As we have talked about before, the difference between guilt and shame is this: I feel guilt, when I made a choice that I knew was wrong for me, but know I can make a better one next time. But shame, insidious and destructive, is when I make a choice that ends poorly, and I take myself, not my bad choice to be responsible. From there I deduct that I, not my bad choice am flawed.

So when I say I felt shame, I felt I was flawed, not my choices. I repeatedly kicked myself for all of this time, for exposing my body, my family and our Son Emmanuel to this unconscionable, tragedy of an outcome, as if I’d orchestrated the whole thing. As if, I myself, was damaged and not capable of making a good decision.

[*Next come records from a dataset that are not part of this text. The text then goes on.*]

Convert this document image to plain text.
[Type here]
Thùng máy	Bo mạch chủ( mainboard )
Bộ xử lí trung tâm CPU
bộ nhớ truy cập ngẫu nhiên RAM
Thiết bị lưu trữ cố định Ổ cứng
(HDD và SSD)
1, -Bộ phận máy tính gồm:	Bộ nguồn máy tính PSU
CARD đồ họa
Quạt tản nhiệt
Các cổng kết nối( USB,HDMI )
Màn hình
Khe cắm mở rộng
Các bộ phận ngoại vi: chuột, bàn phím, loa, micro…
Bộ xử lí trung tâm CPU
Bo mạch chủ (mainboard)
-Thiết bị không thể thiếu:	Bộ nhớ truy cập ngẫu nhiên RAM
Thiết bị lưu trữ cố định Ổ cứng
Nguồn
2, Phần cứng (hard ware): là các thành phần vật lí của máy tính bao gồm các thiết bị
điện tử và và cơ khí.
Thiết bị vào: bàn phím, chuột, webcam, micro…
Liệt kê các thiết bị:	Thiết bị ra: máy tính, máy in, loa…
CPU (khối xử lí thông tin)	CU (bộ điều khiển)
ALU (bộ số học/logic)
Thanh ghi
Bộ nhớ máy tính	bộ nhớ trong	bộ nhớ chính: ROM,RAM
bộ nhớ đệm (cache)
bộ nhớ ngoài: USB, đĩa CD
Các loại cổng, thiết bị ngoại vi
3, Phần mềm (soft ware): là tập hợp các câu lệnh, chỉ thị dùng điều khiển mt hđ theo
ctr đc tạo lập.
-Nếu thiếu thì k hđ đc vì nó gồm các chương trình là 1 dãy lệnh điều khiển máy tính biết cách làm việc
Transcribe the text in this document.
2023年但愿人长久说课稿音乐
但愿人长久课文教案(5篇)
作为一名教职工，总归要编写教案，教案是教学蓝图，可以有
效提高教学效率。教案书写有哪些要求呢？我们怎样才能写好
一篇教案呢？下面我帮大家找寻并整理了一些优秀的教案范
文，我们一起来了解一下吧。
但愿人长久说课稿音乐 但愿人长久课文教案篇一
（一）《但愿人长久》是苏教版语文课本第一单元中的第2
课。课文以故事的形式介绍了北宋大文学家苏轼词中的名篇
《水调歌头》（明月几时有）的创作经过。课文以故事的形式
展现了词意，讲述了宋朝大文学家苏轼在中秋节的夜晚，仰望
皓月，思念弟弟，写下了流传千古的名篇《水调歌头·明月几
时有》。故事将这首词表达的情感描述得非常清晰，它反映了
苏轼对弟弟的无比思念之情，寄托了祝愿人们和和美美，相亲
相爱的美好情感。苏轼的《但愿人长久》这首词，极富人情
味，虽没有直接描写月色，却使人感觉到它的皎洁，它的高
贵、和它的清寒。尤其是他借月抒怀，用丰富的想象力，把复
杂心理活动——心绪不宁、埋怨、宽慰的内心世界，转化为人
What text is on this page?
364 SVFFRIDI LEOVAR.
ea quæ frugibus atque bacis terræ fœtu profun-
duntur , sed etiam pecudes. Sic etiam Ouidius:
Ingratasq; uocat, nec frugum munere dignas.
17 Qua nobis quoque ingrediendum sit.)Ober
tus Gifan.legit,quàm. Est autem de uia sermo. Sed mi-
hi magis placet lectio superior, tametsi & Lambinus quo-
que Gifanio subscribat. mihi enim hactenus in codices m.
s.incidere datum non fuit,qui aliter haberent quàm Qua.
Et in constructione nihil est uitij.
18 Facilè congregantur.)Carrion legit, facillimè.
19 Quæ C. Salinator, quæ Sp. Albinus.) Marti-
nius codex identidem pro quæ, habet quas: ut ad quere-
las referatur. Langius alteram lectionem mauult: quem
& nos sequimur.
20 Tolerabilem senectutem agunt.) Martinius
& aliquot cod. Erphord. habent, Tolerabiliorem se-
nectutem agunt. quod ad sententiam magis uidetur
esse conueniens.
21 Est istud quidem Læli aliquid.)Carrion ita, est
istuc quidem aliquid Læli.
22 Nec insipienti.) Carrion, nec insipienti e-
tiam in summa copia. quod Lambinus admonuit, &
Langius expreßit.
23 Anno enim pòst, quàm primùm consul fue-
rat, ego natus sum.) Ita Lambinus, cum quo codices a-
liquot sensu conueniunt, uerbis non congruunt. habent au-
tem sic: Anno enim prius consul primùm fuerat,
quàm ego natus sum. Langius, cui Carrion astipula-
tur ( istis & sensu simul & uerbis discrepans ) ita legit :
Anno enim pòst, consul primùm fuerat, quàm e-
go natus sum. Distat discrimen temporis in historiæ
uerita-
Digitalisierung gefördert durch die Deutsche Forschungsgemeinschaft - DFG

From a privacy standpoint, I won’t share much more about the details of this earth shattering day on April 6, 2002. It is still so gut wrenching. But the reason I have opened up at all about this, is that I want to support anyone who has had a miscarriage or lost an infant during or after childbirth.

If this has happened to you or someone one you know, I am sincerely sorry for those losses. But I am here to encourage you also. Just because a pregnancy ended before that little life could take hold in a body that could sustain it, does not detract from the Divine life force that it shared with our pregnant bodies.

Perhaps you were never able to hold your baby, or there was no active delivery, but a medical complication occurred or the pregnancy didn’t take. You may be tempted to dismiss this experience as unfortunate, or shitty even, but now allow yourself to truly process and connect the experience of having life inside your own. If you fall into this category, of hiding, downplaying, holding your breath once annually when the date of the loss rolls around, please know that you do not need to do that alone.

A pregnancy, no matter how “viable” or how gestationally progressed that life is, is still a life. It has a place in our lineage, and in our family. We have full permission to include these losses in the bigger portraits our families. Allow these fragile spirits a “place at the table” so to speak, even if it’s just a flower arrangement in their honor, or a tiny candle you may burn to remind you of their breath.

The only thing worse than having to give our adult female bodies over to a fetus that is unable to develop and survive, is to belittle our sadness, shock and yes even shame, and feel the pain alone. So don’t do that! (I say with a loving tone, of course.)

Tell someone it’s the anniversary of your miscarriage, or journal about it. Maybe you even had to decide to terminate a pregnancy, the most difficult decision I feel a woman could face. Tell someone. Or meditate. Or walk in nature. Or go to a place of Worship.

But whatever you do, own your truth. Allow all the parts of you to be here. Find someone worthy of hearing it, even if that is your pet, or a picture on the wall. But own it. It is as much a part of us as anything else and all of life’s expressions have a place in the Universe. Let’s not allow these parts of us to be shackled up in a closet somewhere, patiently waiting for the respect, love and tenderness they deserve.

And to repeat, if you have lost a pregnancy, or a child, or anyone you love for that matter, I truly am sorry for your loss and repeat the reason for this blog: To connect us through what hurts us instead of letting it shame and isolate us; to transcend grief through compassionate presence. Let’s let that connection fully encompass all of our losses, not just the ones we think people will approve of or understand.

And to our Son Emmanuel, on this 20th anniversary of his birth and death, I say: “I love you.”